Since 2021, thirty-four U.S state legislatures have introduced bills regarding technology companies’ moderation of users’ content. Of these, three have successfully become law, most notably in Texas and Florida, which, in a national first, have banned social media companies from censoring users’ opinions or de-platforming political candidates. Critically, neither law depends on a federal regulator, instead advancing a vision of state-by-state internet speech regulation that, at times, allows the state to assert extraterritorial authority while proposing no clear mechanism for delineating in-state and out-of-state users or interactions.
Social media laws like the ones in Texas and Florida directly implicate Dormant Commerce Claus concerns, which U.S. internet law has long avoided.
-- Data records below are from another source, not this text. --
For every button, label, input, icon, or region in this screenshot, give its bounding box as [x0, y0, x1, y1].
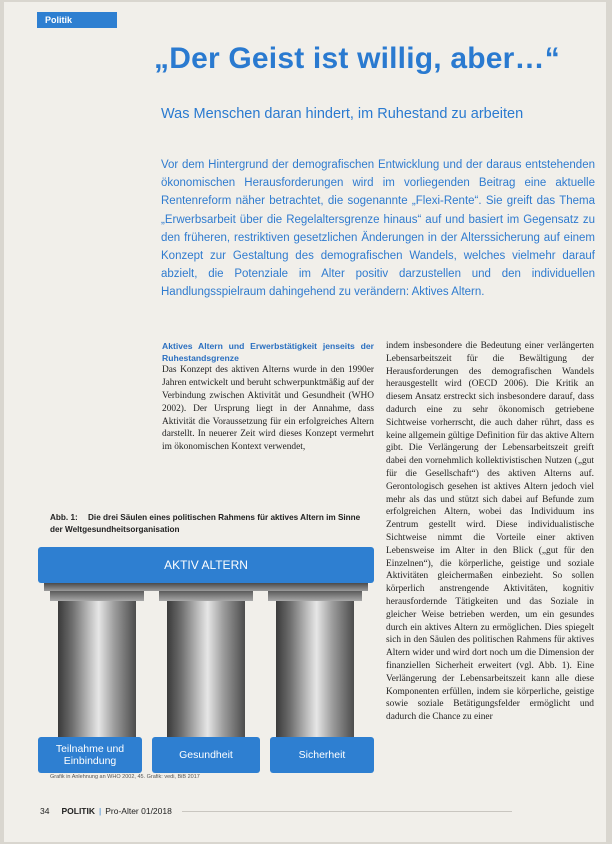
article-subtitle: Was Menschen daran hindert, im Ruhestand zu arbeiten: [161, 106, 524, 122]
pillar-right: [276, 591, 354, 739]
page-footer: [40, 806, 512, 816]
right-column-text: indem insbesondere die Bedeutung einer verlängerten Lebensarbeitszeit für die Bewältigung der Herausforderungen des demografischen Wandels herausgestellt wird (OECD 2006). Die Kritik an diesem Ansatz erstreckt sich insbesondere darauf, dass dadurch eine zu sehr ökonomisch getriebene Sichtweise vorherrscht, die auch daher rührt, dass es keine allgemein gültige Definition für das aktive Altern gibt. Die Verlängerung der Lebensarbeitszeit greift dabei den vornehmlich kollektivistischen Nutzen („gut für die Gesellschaft“) des aktiven Alterns auf. Gerontologisch gesehen ist aktives Altern jedoch viel mehr als das und stützt sich dabei auf Befunde zum erfolgreichen Altern, wobei das Individuum ins Zentrum gestellt wird. Diese individualistische Sichtweise nimmt die Vorteile einer aktiven Lebensweise im Alter in den Blick („gut für den Einzelnen“), die körperliche, geistige und soziale Aktivitäten gleichermaßen einbezieht. So sollen körperlich anstrengende Aktivitäten, kognitiv herausfordernde Tätigkeiten und das Soziale in gleicher Weise betrieben werden, um ein gesundes durch ein aktives Altern zu ermöglichen. Dies spiegelt sich in den Säulen des politischen Rahmens für aktives Altern wider und wird dort noch um die Dimension der finanziellen Sicherheit erweitert (vgl. Abb. 1). Eine Verlängerung der Lebensarbeitszeit kann alle diese Komponenten erfüllen, indem sie körperliche, geistige sowie soziale Betätigungsfelder ermöglicht und dadurch die Chance zu einer: [386, 341, 595, 723]
footer-issue: Pro-Alter 01/2018: [105, 806, 172, 816]
left-column: [162, 340, 374, 454]
figure-source: Grafik in Anlehnung an WHO 2002, 45. Grafik: vedi, BiB 2017: [50, 774, 200, 780]
figure-caption: [50, 512, 370, 535]
pillar-base-health: Gesundheit: [152, 737, 260, 773]
pillar-left: [58, 591, 136, 739]
figure-caption-text: Die drei Säulen eines politischen Rahmens für aktives Altern im Sinne der Weltgesundheitsorganisation: [50, 513, 361, 534]
figure-roof: AKTIV ALTERN: [38, 547, 374, 583]
page-number: 34: [40, 806, 50, 816]
pillar-middle: [167, 591, 245, 739]
pillar-base-security: Sicherheit: [270, 737, 374, 773]
section-tag: Politik: [37, 12, 117, 28]
left-column-text: Das Konzept des aktiven Alterns wurde in den 1990er Jahren entwickelt und beruht schwerpunktmäßig auf der Verbindung zwischen Aktivität und Gesundheit (WHO 2002). Der Ursprung liegt in der Annahme, dass Aktivität die Voraussetzung für ein erfolgreiches Altern darstellt. In neuerer Zeit wird dieses Konzept vermehrt im ökonomischen Kontext verwendet,: [162, 365, 374, 453]
footer-section: POLITIK: [61, 806, 95, 816]
pillars-figure: [38, 547, 374, 777]
roof-shadow: [44, 583, 368, 591]
footer-rule: [182, 811, 512, 812]
footer-separator: |: [99, 806, 102, 816]
figure-label: Abb. 1:: [50, 513, 78, 522]
pillar-base-participation: Teilnahme und Einbindung: [38, 737, 142, 773]
section-heading: Aktives Altern und Erwerbstätigkeit jenseits der Ruhestandsgrenze: [162, 341, 374, 364]
article-intro: Vor dem Hintergrund der demografischen Entwicklung und der daraus entstehenden ökonomischen Herausforderungen wird im vorliegenden Beitrag eine aktuelle Rentenreform näher betrachtet, die sogenannte „Flexi-Rente“. Sie greift das Thema „Erwerbsarbeit über die Regelaltersgrenze hinaus“ auf und basiert im Gegensatz zu den früheren, restriktiven gesetzlichen Änderungen in der Alterssicherung auf einem Konzept zur Gestaltung des demografischen Wandels, welches vielmehr darauf abzielt, die Potenziale im Alter positiv darzustellen und den individuellen Handlungsspielraum dahingehend zu verändern: Aktives Altern.: [161, 159, 595, 299]
magazine-page: [4, 2, 606, 842]
article-title: „Der Geist ist willig, aber…“: [154, 42, 560, 75]
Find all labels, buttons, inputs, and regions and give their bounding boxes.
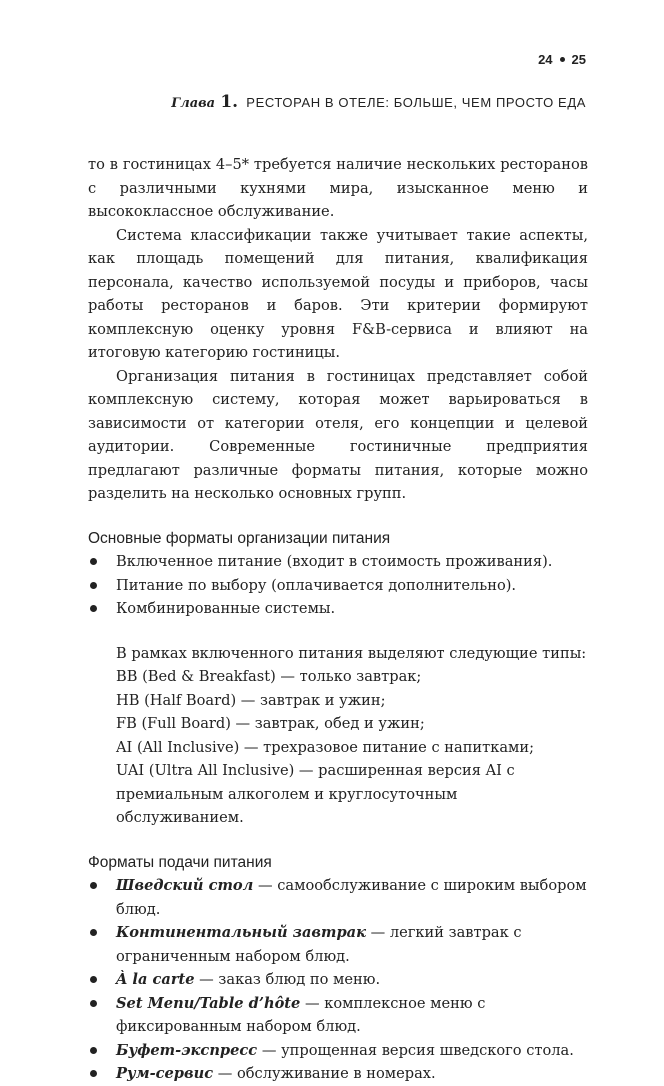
- term: Set Menu/Table d’hôte: [116, 994, 301, 1012]
- term: Рум-сервис: [116, 1065, 214, 1082]
- board-type: FB (Full Board) — завтрак, обед и ужин;: [116, 715, 425, 732]
- list-item: [88, 574, 588, 598]
- term-description: — упрощенная версия шведского стола.: [257, 1041, 574, 1059]
- bullet-icon: [90, 582, 97, 589]
- term-description: — обслуживание в номерах.: [213, 1065, 436, 1082]
- list-item: [88, 921, 588, 968]
- bullet-icon: [90, 558, 97, 565]
- separator-dot: [560, 57, 565, 62]
- board-type: HB (Half Board) — завтрак и ужин;: [116, 691, 386, 709]
- term-description: — комплексное меню с фиксированным набором блюд.: [116, 994, 486, 1035]
- page-body: [88, 153, 588, 1086]
- term: Континентальный завтрак: [116, 924, 366, 941]
- bullet-icon: [90, 976, 97, 983]
- paragraph: Организация питания в гостиницах представляет собой комплексную систему, которая может варьироваться в зависимости от категории отеля, его концепции и целевой аудитории. Современные гостиничные предприятия предлагают различные форматы питания, которые можно разделить на несколько основных групп.: [88, 367, 588, 502]
- page-numbers: [538, 52, 586, 67]
- paragraph: Система классификации также учитывает такие аспекты, как площадь помещений для питания, квалификация персонала, качество используемой посуды и приборов, часы работы ресторанов и баров. Эти критерии формируют комплексную оценку уровня F&B-сервиса и влияют на итоговую категорию гостиницы.: [88, 226, 588, 361]
- bullet-icon: [90, 929, 97, 936]
- running-header: [171, 92, 586, 112]
- list-item: [88, 597, 588, 621]
- bullet-icon: [90, 605, 97, 612]
- board-type: UAI (Ultra All Inclusive) — расширенная версия AI с премиальным алкоголем и круглосуточным обслуживанием.: [116, 762, 515, 826]
- term-description: — легкий завтрак с ограниченным набором блюд.: [116, 924, 522, 965]
- paragraph: то в гостиницах 4–5* требуется наличие нескольких ресторанов с различными кухнями мира, изысканное меню и высококлассное обслуживание.: [88, 156, 588, 220]
- chapter-title: РЕСТОРАН В ОТЕЛЕ: БОЛЬШЕ, ЧЕМ ПРОСТО ЕДА: [246, 95, 586, 110]
- term-description: — самообслуживание с широким выбором блюд.: [116, 877, 587, 918]
- bullet-icon: [90, 1070, 97, 1077]
- bullet-list: [88, 874, 588, 1086]
- board-types: [88, 642, 588, 830]
- chapter-number: 1.: [220, 92, 239, 112]
- term-description: — заказ блюд по меню.: [194, 971, 381, 988]
- board-type: BB (Bed & Breakfast) — только завтрак;: [116, 668, 422, 685]
- term: Шведский стол: [116, 877, 254, 894]
- list-item-text: Комбинированные системы.: [116, 600, 336, 617]
- bullet-icon: [90, 882, 97, 889]
- page-number-left: 24: [538, 52, 553, 67]
- bullet-list: [88, 550, 588, 621]
- list-item: [88, 1062, 588, 1086]
- list-item-text: Питание по выбору (оплачивается дополнительно).: [116, 576, 517, 594]
- term: À la carte: [116, 971, 195, 988]
- list-item-text: Включенное питание (входит в стоимость проживания).: [116, 553, 553, 570]
- page-number-right: 25: [571, 52, 586, 67]
- list-item: [88, 1039, 588, 1063]
- board-type: AI (All Inclusive) — трехразовое питание с напитками;: [116, 738, 535, 756]
- types-intro: В рамках включенного питания выделяют следующие типы:: [116, 644, 587, 662]
- chapter-word: Глава: [171, 96, 216, 111]
- section-heading: Форматы подачи питания: [88, 853, 272, 871]
- list-item: [88, 992, 588, 1039]
- bullet-icon: [90, 1000, 97, 1007]
- term: Буфет-экспресс: [116, 1041, 258, 1059]
- bullet-icon: [90, 1047, 97, 1054]
- list-item: [88, 874, 588, 921]
- list-item: [88, 968, 588, 992]
- list-item: [88, 550, 588, 574]
- section-heading: Основные форматы организации питания: [88, 529, 391, 547]
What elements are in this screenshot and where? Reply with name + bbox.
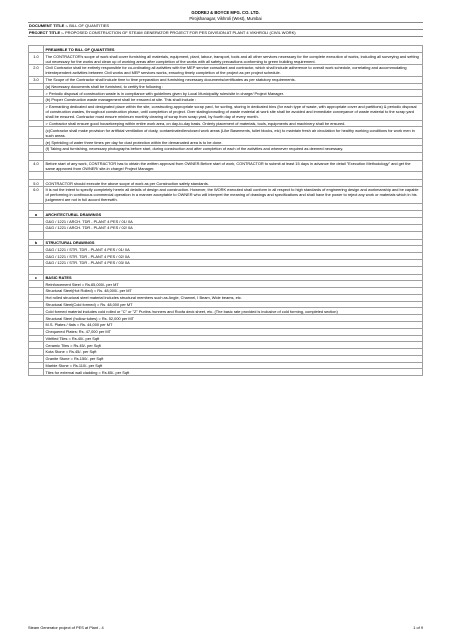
clause-number: c [29, 274, 44, 281]
empty-cell [44, 172, 423, 180]
clause-number [29, 342, 44, 349]
clause-row [29, 186, 423, 203]
clause-number [29, 83, 44, 90]
empty-cell [29, 203, 44, 211]
clause-row [29, 180, 423, 187]
section-item: Kota Stone = Rs.45/- per Sqft [44, 349, 423, 356]
page-footer [28, 625, 423, 630]
preamble-title: PREAMBLE TO BILL OF QUANTITIES [44, 46, 423, 53]
section-item: G&G / 1221 / ARCH. TDR - PLANT 4 PES / 01/ 0A [44, 218, 423, 225]
clause-row [29, 76, 423, 83]
empty-cell [44, 152, 423, 160]
company-address: Pirojshanagar, Vikhroli (West), Mumbai [189, 16, 262, 21]
clause-number [29, 246, 44, 253]
section-item-row [29, 253, 423, 260]
clause-number: 2.0 [29, 64, 44, 76]
section-item: Structural Steel (hollow tubes) = Rs. 52,000 per MT [44, 315, 423, 322]
clause-row [29, 103, 423, 120]
clause-number [29, 90, 44, 97]
clause-number [29, 97, 44, 104]
clause-number [29, 225, 44, 232]
section-item-row [29, 355, 423, 362]
section-item: Vitrified Tiles = Rs.40/- per Sqft [44, 335, 423, 342]
empty-cell [44, 266, 423, 274]
row-text: It is not the intent to specify completely herein all details of design and construction. However, the WORK executed shall conform in all respect to high standards of engineering design and workmanship and be capable of performing in continuous commercial operation in a manner acceptable to OWNER who will interpret the meaning of drawings and specifications and shall have the power to reject any work or materials which in his judgement are not in full accord therewith. [44, 186, 423, 203]
clause-number [29, 315, 44, 322]
section-heading-row [29, 211, 423, 218]
clause-number [29, 139, 44, 146]
document-title-label: DOCUMENT TITLE :- [29, 23, 69, 28]
section-item: Ceramic Tiles = Rs.45/- per Sqft [44, 342, 423, 349]
section-item: G&G / 1221 / ARCH. TDR - PLANT 4 PES / 02/ 0A [44, 225, 423, 232]
company-name: GODREJ & BOYCE MFG. CO. LTD. [191, 10, 260, 15]
spacer-row [29, 231, 423, 239]
spacer-row [29, 203, 423, 211]
row-text: (f) Taking and furnishing, necessary photographs before start, during construction and after completion of each of the activities and whenever required as deemed necessary. [44, 146, 423, 153]
clause-number: 3.0 [29, 76, 44, 83]
section-item-row [29, 301, 423, 308]
section-item-row [29, 349, 423, 356]
section-item-row [29, 294, 423, 301]
empty-cell [29, 231, 44, 239]
section-item-row [29, 281, 423, 288]
spacer-row [29, 266, 423, 274]
section-item-row [29, 308, 423, 315]
clause-number [29, 355, 44, 362]
section-item-row [29, 259, 423, 266]
clause-number [29, 288, 44, 295]
document-header [28, 10, 423, 22]
clause-number [29, 253, 44, 260]
row-text: (c)Contractor shall make provision for artificial ventilation of dusty, contaminated/enclosed work areas (Like Basements, toilet blocks, etc) to maintain fresh air circulation for healthy working conditions for work men in such areas. [44, 127, 423, 139]
section-title: ARCHITECTURAL DRAWINGS [44, 211, 423, 218]
section-item-row [29, 288, 423, 295]
clause-number [29, 218, 44, 225]
section-heading-row [29, 274, 423, 281]
empty-cell [29, 266, 44, 274]
section-item: M.S. Plates / flats = Rs. 44,000 per MT [44, 321, 423, 328]
section-item: Chequered Plates: Rs. 47,000 per MT [44, 328, 423, 335]
row-text: Before start of any work, CONTRACTOR has to obtain the written approval from OWNER.Before start of work, CONTRACTOR to submit at least 15 days in advance the detail "Execution Methodology" and get the same approved from OWNER/ site-in charge/ Project Manager. [44, 160, 423, 172]
clause-number [29, 328, 44, 335]
section-item: Granite Stone = Rs.150/- per Sqft [44, 355, 423, 362]
clause-row [29, 90, 423, 97]
section-item-row [29, 328, 423, 335]
section-item: Reinforcement Steel = Rs.65,000/- per MT [44, 281, 423, 288]
clause-row [29, 120, 423, 127]
preamble-title-row [29, 46, 423, 53]
clause-number [29, 301, 44, 308]
section-item-row [29, 321, 423, 328]
boq-table [28, 45, 423, 376]
empty-cell [29, 152, 44, 160]
row-text: (e) Sprinkling of water three times per day for dust protection within the demarcated area is to be done. [44, 139, 423, 146]
clause-number [29, 120, 44, 127]
project-title-label: PROJECT TITLE :- [29, 30, 64, 36]
clause-number [29, 103, 44, 120]
footer-page-number: 1 of 9 [413, 625, 423, 630]
row-text: > Contractor shall ensure good housekeeping within entire work area, on day-to-day basis. Orderly placement of materials, tools, equipments and machinery shall be ensured. [44, 120, 423, 127]
section-item: Cold formed material includes cold rolled or "C" or "Z" Purlins /runners and Roofa deck sheet, etc. (The basic rate provided is inclusive of cold forming, completed section) [44, 308, 423, 315]
clause-number [29, 127, 44, 139]
section-item: G&G / 1221 / STR. TDR - PLANT 4 PES / 01/ 0A [44, 246, 423, 253]
clause-number: 1.0 [29, 53, 44, 65]
section-item: Hot rolled structural steel material includes structural members such as Angle, Channel, I Beam, Wide beams, etc. [44, 294, 423, 301]
clause-row [29, 127, 423, 139]
section-item-row [29, 315, 423, 322]
clause-number [29, 281, 44, 288]
clause-row [29, 146, 423, 153]
clause-number [29, 362, 44, 369]
clause-number [29, 321, 44, 328]
clause-number [29, 259, 44, 266]
clause-number [29, 294, 44, 301]
section-item-row [29, 342, 423, 349]
project-title-value: PROPOSED CONSTRUCTION OF STEAM GENERATOR PROJECT FOR PES DIVISION AT PLANT 4 VIKHROLI (CIVIL WORK) [65, 30, 296, 36]
clause-number [29, 369, 44, 376]
clause-row [29, 53, 423, 65]
row-text: > Earmarking dedicated and designated place within the site, constructing appropriate scrap yard, for sorting, storing in dedicated bins (for each type of waste, with appropriate cover and partitions) & periodic disposal of construction wastes, throughout construction phase, until completion of project. Over stating/crowding of waste material at work site shall be avoided and immediate conveyance of waste material to the scrap yard shall be ensured. Contractor must ensure minimum monthly clearing of scrap from scrap yard, by fourth day of every month. [44, 103, 423, 120]
section-item: Tiles for external wall cladding = Rs.65/- per Sqft [44, 369, 423, 376]
section-item-row [29, 362, 423, 369]
document-title-line [28, 22, 423, 30]
clause-row [29, 64, 423, 76]
project-title-line [28, 30, 423, 37]
row-text: The Scope of the Contractor shall include time to time preparation and furnishing necessary documents/certificates as per statutory requirements. [44, 76, 423, 83]
spacer-row [29, 152, 423, 160]
row-text: CONTRACTOR should execute the above scope of work as per Construction safety standards. [44, 180, 423, 187]
row-text: Civil Contractor shall be entirely responsible for co-ordinating all activities with the MEP service consultant and contractor, which shall include adherence to overall work schedule, correlating and accommodating interdependent activities between Civil works and MEP services works, ensuring timely completion of the project as per project schedule. [44, 64, 423, 76]
row-text: The CONTRACTOR's scope of work shall cover furnishing all materials, equipment, plant, labour, transport, tools and all other services necessary for the complete execution of works, including all surveying and setting out necessary for the works and clean up of working areas after completion of the works with all safety precautions conforming to green building requirement. [44, 53, 423, 65]
empty-cell [44, 231, 423, 239]
row-text: (b) Proper Construction waste management shall be ensured at site. This shall include : [44, 97, 423, 104]
clause-number: b [29, 239, 44, 246]
empty-cell [29, 172, 44, 180]
section-item-row [29, 225, 423, 232]
row-text: (a) Necessary documents shall be furnished, to certify the following : [44, 83, 423, 90]
section-item: Marble Stone = Rs.110/- per Sqft [44, 362, 423, 369]
row-text: > Periodic disposal of construction waste is in compliance with guidelines given by Local Municipality rules/site in charge/ Project Manager. [44, 90, 423, 97]
clause-number: 5.0 [29, 180, 44, 187]
section-item-row [29, 369, 423, 376]
section-title: BASIC RATES [44, 274, 423, 281]
empty-cell [44, 203, 423, 211]
section-item: G&G / 1221 / STR. TDR - PLANT 4 PES / 03/ 0A [44, 259, 423, 266]
clause-row [29, 139, 423, 146]
clause-number: 4.0 [29, 160, 44, 172]
clause-row [29, 97, 423, 104]
section-title: STRUCTURAL DRAWINGS [44, 239, 423, 246]
boq-sheet [28, 10, 423, 376]
clause-number [29, 146, 44, 153]
spacer-row [29, 172, 423, 180]
document-title-value: BILL OF QUANTITIES [69, 23, 110, 28]
section-item: G&G / 1221 / STR. TDR - PLANT 4 PES / 02/ 0A [44, 253, 423, 260]
footer-project-name: Steam Generator project of PES at Plant - 4 [28, 625, 104, 630]
clause-number [29, 46, 44, 53]
section-item-row [29, 246, 423, 253]
clause-row [29, 160, 423, 172]
section-item: Structural Steel(Cold formed) = Rs. 48,000 per MT [44, 301, 423, 308]
section-heading-row [29, 239, 423, 246]
clause-row [29, 83, 423, 90]
clause-number [29, 308, 44, 315]
section-item-row [29, 218, 423, 225]
clause-number: a [29, 211, 44, 218]
clause-number [29, 349, 44, 356]
section-item: Structural Steel(Hot Rolled) = Rs. 48,000/- per MT [44, 288, 423, 295]
clause-number: 6.0 [29, 186, 44, 203]
clause-number [29, 335, 44, 342]
section-item-row [29, 335, 423, 342]
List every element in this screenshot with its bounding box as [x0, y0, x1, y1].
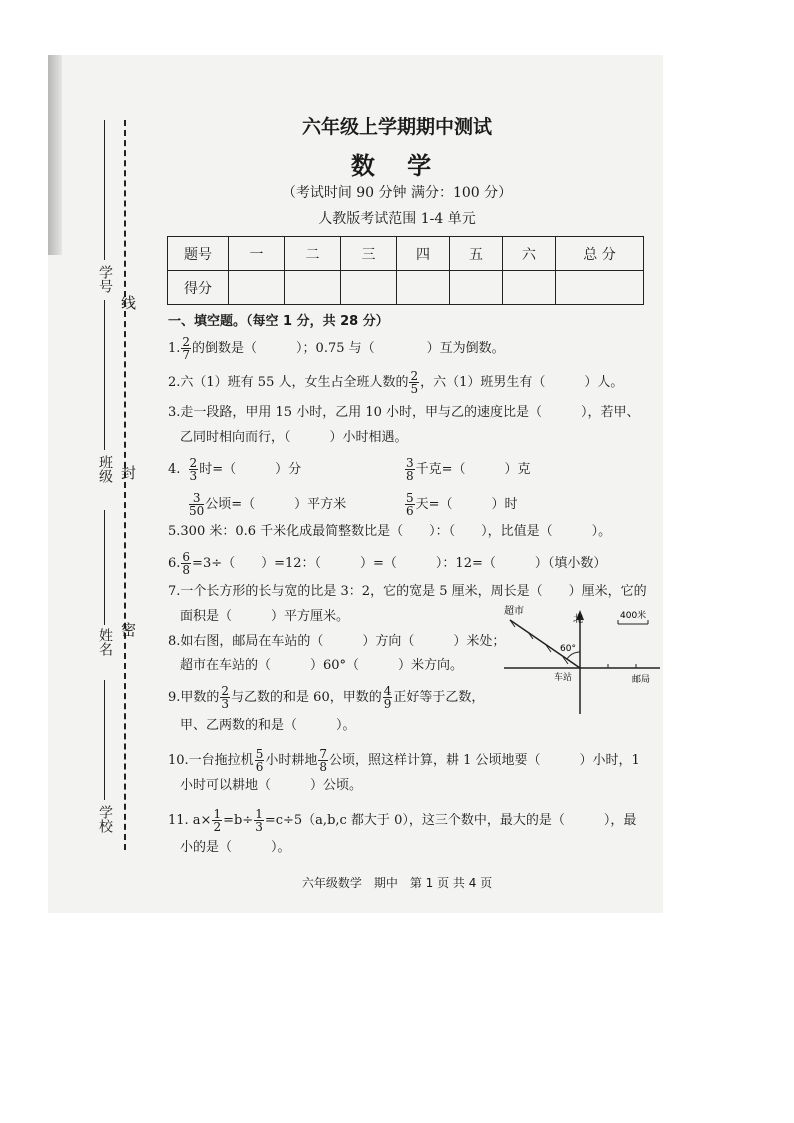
question-9-line-1 — [168, 685, 484, 710]
q11-text-a: 11. a× — [168, 813, 212, 828]
angle-label: 60° — [560, 644, 576, 654]
q4-number: 4. — [168, 462, 181, 477]
fraction — [383, 685, 393, 710]
q9-text-a: 9.甲数的 — [168, 690, 220, 705]
score-blank — [229, 271, 285, 305]
question-6 — [168, 551, 606, 576]
score-table-header-row — [168, 237, 644, 271]
fraction — [189, 492, 204, 517]
exam-info: （考试时间 90 分钟 满分：100 分） — [281, 185, 513, 201]
q4-c-text: 公顷=（ ）平方米 — [205, 497, 347, 512]
name-label: 姓名 — [97, 628, 113, 656]
q10-text-b: 小时耕地 — [265, 753, 318, 768]
cell-part-4: 四 — [397, 237, 450, 271]
q9-text-c: 正好等于乙数， — [393, 690, 485, 705]
fraction — [181, 551, 191, 576]
fraction — [318, 748, 328, 773]
question-11-line-1 — [168, 808, 636, 833]
score-table — [167, 236, 644, 305]
page-footer: 六年级数学 期中 第 1 页 共 4 页 — [301, 876, 493, 890]
question-4-part-d — [404, 492, 518, 517]
cell-part-5: 五 — [450, 237, 503, 271]
fraction — [409, 370, 419, 395]
supermarket-label: 超市 — [504, 606, 524, 617]
question-4-row-1 — [168, 457, 301, 482]
cell-score-label: 得分 — [168, 271, 229, 305]
fraction-denominator: 3 — [189, 469, 198, 483]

Though later blocked by federal courts on other grounds, these social media laws likely violated the Dormant Commerce Clause, which requires that no state or local law places an undue burden on interstate commerce. While no court has yet reached the question, such arguments were raised challenging the Florida and Texas laws and will no doubt arise again as similar laws coming down the legislative pipe are contested in future.
This Essay argues that no commitment to federalism in the face of changing technology justifies giving one state the authority to substantially interfere with how out-of-state residents talk to each other. While perhaps well-intentioned, these laws will, at best, further balkanize interstate online discourse by jeopardizing innumerable businesses and individuals communicating across state lines, and at worst, allow individual states to unconstitutionally step beyond the reach of federal law. Though some scholars have argued that Dormant Commerce Clause challenges may be overcome through use of geolocation tracking, such solutions raise a host of privacy and cybersecurity concerns that would, perversely, only contribute further to degradation of a democratic, digital public sphere.